Intermediary Mortgage Lenders Association chairman Charles Haresnape says both supply and demand-side measures are needed to boost housing market activity in the regions.

He says: “The industry has called for a proper Cabinet-appointed housing minister and I would agree that one of the key points on their agenda should be bringing the rest of the UK up to speed with the housing market recovery. Some regions are blazing ahead like the South East and London, which obviously are around the economic hub of the country.

“But in other regions there has been a really protracted and slow turnaround, which the Government should look to address by targeting funding where it needs to be. If activity levels are low, is there a need for greater help in terms of mortgage accessibility and high-LTV mortgages? Is low demand keeping prices subdued?”

London & Country associate director of communications David Hollingworth believes Government intervention must spread to wider economic development as well as the housing market.

He says: “The problem with a lot of the areas where housing market activity is subdued is the wider economic scene needs addressing. If you take the example of the North West (where prices grew just 4 per cent in the year to December) there are large areas with high unemployment, poor transport links to the major cities where jobs are – there are a variety of factors that go into a thriving housing market.
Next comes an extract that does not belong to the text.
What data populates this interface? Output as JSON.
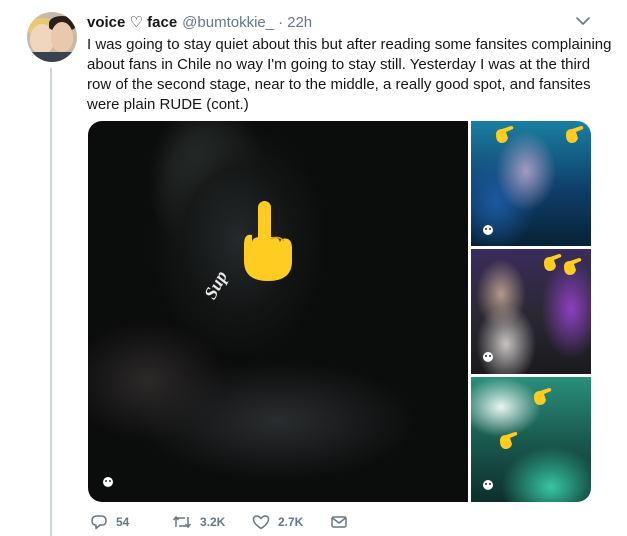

“The Government should certainly look to build more affordable homes for people in those areas where average salaries are lower, and providing greater access to schemes like Help to Buy, which it could be argued are less important in London and required more in those areas.  However, regeneration really is key and while the impact of economic investment may take a longer time to reflect in the housing market, that is the most effective route of boosting the housing market in a sustainable way.”